Lack of funding leads to World Food Program cuts for Syrian refugees – a dangerous development, says Oxfam

The World Food Programme has announced it is to significantly reduce food vouchers for refugees living outside of camps in Jordan in August, while maintaining the same levels of assistance for camp residents, due to a lack of funding. Over a third of registered refugees in Jordan will have their assistance reduced to about a quarter of what they originally received through the program. The most vulnerable refugees will see their assistance reduced to USD$14, about half of what they originally received through the program, and others will have their assistance reduced to USD$7. In Lebanon, the value of each voucher has been cut from US$27 to US$19, and is now US$13.50 per person per month. WFP says it needs to raise US$26 million every week to meet the basic food needs of people affected by the Syrian conflict.

Andy Baker, who heads Oxfam's Syria crisis response, said: “Today, hundreds of thousands of Syrian refugees living outside of camps in Jordan will see the food assistance they receive from the World Food Programme drastically reduced. In Lebanon, the steady decrease in aid has led to vouchers being sliced in half for all refugees. This is an unprecedented and dangerous development, due foremost to lack of international funding, and the protracted nature of the crisis. Two of the smallest countries in the Middle East will now be hosting more than 1.5 million Syrians with little to no subsistence support.

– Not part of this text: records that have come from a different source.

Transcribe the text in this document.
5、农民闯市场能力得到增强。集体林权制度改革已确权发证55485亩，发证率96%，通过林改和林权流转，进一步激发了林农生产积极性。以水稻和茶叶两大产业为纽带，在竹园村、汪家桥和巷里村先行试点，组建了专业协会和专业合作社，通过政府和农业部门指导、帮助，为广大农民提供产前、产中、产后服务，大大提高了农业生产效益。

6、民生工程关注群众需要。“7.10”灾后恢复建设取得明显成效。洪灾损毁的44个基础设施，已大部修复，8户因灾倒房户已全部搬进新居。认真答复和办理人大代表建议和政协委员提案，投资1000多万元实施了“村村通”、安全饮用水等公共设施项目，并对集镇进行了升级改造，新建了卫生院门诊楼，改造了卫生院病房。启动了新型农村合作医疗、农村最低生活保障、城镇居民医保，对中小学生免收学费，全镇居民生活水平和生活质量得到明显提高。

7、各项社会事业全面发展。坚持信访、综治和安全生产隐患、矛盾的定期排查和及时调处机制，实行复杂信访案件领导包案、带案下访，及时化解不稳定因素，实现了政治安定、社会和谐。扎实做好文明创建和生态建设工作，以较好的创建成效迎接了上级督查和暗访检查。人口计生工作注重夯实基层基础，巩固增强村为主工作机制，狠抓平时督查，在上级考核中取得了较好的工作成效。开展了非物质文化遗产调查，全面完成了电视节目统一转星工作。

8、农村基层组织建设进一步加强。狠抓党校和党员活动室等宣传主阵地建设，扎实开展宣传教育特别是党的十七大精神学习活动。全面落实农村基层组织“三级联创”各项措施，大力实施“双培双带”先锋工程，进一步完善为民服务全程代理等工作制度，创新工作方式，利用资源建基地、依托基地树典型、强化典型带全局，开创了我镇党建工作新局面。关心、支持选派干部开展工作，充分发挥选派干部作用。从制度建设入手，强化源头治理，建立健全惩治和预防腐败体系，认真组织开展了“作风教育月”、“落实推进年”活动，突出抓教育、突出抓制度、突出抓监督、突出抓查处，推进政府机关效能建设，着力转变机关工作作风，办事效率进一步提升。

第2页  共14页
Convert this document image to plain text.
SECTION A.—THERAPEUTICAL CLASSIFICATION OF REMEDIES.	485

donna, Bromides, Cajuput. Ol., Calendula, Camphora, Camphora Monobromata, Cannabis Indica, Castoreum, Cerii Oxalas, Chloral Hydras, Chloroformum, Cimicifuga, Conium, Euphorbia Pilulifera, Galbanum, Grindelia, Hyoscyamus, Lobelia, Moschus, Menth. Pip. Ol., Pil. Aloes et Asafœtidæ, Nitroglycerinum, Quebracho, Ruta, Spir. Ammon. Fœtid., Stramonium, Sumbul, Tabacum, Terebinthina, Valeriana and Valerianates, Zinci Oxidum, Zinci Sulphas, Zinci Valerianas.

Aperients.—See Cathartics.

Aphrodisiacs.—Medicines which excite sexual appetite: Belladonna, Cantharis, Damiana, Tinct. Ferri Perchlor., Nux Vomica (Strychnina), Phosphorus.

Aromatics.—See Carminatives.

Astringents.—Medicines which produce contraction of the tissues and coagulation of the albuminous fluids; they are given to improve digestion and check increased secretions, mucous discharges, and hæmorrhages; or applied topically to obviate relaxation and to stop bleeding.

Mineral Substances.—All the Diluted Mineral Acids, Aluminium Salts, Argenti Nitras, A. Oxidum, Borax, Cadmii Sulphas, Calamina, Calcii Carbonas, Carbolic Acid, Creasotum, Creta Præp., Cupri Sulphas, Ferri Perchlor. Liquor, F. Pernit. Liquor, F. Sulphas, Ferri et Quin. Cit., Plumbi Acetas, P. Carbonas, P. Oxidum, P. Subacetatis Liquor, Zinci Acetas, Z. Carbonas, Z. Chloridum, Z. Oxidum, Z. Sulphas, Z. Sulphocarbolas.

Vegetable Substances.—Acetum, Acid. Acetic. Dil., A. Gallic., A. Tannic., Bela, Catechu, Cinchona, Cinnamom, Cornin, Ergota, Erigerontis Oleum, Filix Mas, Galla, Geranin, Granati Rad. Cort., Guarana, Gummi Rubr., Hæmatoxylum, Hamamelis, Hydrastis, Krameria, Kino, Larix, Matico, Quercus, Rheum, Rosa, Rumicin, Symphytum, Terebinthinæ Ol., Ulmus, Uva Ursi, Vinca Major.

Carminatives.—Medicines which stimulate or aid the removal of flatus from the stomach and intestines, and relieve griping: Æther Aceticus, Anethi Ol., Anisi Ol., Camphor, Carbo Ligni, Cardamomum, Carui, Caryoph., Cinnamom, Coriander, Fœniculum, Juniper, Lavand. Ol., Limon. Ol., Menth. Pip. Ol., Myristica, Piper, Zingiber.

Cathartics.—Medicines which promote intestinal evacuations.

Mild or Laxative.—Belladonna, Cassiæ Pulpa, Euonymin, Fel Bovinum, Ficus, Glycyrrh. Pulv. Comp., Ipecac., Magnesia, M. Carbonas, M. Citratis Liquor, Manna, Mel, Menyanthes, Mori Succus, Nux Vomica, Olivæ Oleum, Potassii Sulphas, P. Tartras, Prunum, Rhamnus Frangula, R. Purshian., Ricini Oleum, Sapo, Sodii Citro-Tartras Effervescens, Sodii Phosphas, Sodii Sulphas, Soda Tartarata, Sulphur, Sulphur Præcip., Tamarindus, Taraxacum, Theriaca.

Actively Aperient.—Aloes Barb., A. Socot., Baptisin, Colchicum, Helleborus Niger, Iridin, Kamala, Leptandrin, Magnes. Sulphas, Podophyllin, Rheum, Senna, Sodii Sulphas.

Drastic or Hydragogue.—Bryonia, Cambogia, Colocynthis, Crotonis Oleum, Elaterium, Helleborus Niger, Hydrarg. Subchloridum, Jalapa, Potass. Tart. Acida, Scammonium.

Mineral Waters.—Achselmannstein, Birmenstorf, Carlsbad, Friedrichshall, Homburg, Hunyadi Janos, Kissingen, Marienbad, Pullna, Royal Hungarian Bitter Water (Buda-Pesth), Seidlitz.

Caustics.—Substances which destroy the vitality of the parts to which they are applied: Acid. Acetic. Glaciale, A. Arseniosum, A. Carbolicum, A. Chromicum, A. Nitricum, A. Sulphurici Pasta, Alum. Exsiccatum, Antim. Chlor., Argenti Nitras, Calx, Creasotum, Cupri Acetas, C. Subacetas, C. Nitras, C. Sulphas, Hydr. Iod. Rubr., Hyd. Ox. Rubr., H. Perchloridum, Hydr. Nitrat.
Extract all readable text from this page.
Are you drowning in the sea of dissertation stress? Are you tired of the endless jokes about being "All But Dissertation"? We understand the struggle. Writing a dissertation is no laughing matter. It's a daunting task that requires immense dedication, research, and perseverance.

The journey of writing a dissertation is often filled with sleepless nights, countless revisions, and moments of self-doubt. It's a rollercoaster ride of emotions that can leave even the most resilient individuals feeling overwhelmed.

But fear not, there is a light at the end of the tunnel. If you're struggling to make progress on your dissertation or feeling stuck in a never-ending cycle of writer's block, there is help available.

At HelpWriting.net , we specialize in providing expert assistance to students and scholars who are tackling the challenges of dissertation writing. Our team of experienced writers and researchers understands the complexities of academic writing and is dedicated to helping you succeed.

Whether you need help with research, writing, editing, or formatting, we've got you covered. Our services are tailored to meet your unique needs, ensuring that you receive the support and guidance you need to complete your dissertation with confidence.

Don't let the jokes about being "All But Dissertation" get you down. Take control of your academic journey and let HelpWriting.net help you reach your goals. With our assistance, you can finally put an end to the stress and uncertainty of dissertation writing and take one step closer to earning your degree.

Many refugees have already started resorting to extreme measures to feed their families, by sending children to work, taking debt which they will not be able to repay, or cutting back on meals.

“Donors need to come forward with funds urgently to ensure Syrians are able to meet their basic needs. There are a number of means through which this can be achieved. We should not wait for a situation, which is already dire, to worsen. Syrians also need to be enabled to provide for their families themselves, by accessing the job market in Lebanon and Jordan, where labour laws are stringent. By allowing refugees to seek livelihood solutions, these two countries would help avert a human tragedy, and, in the longer term, boost their own economies while improving refugees' chances of supporting themselves in the future."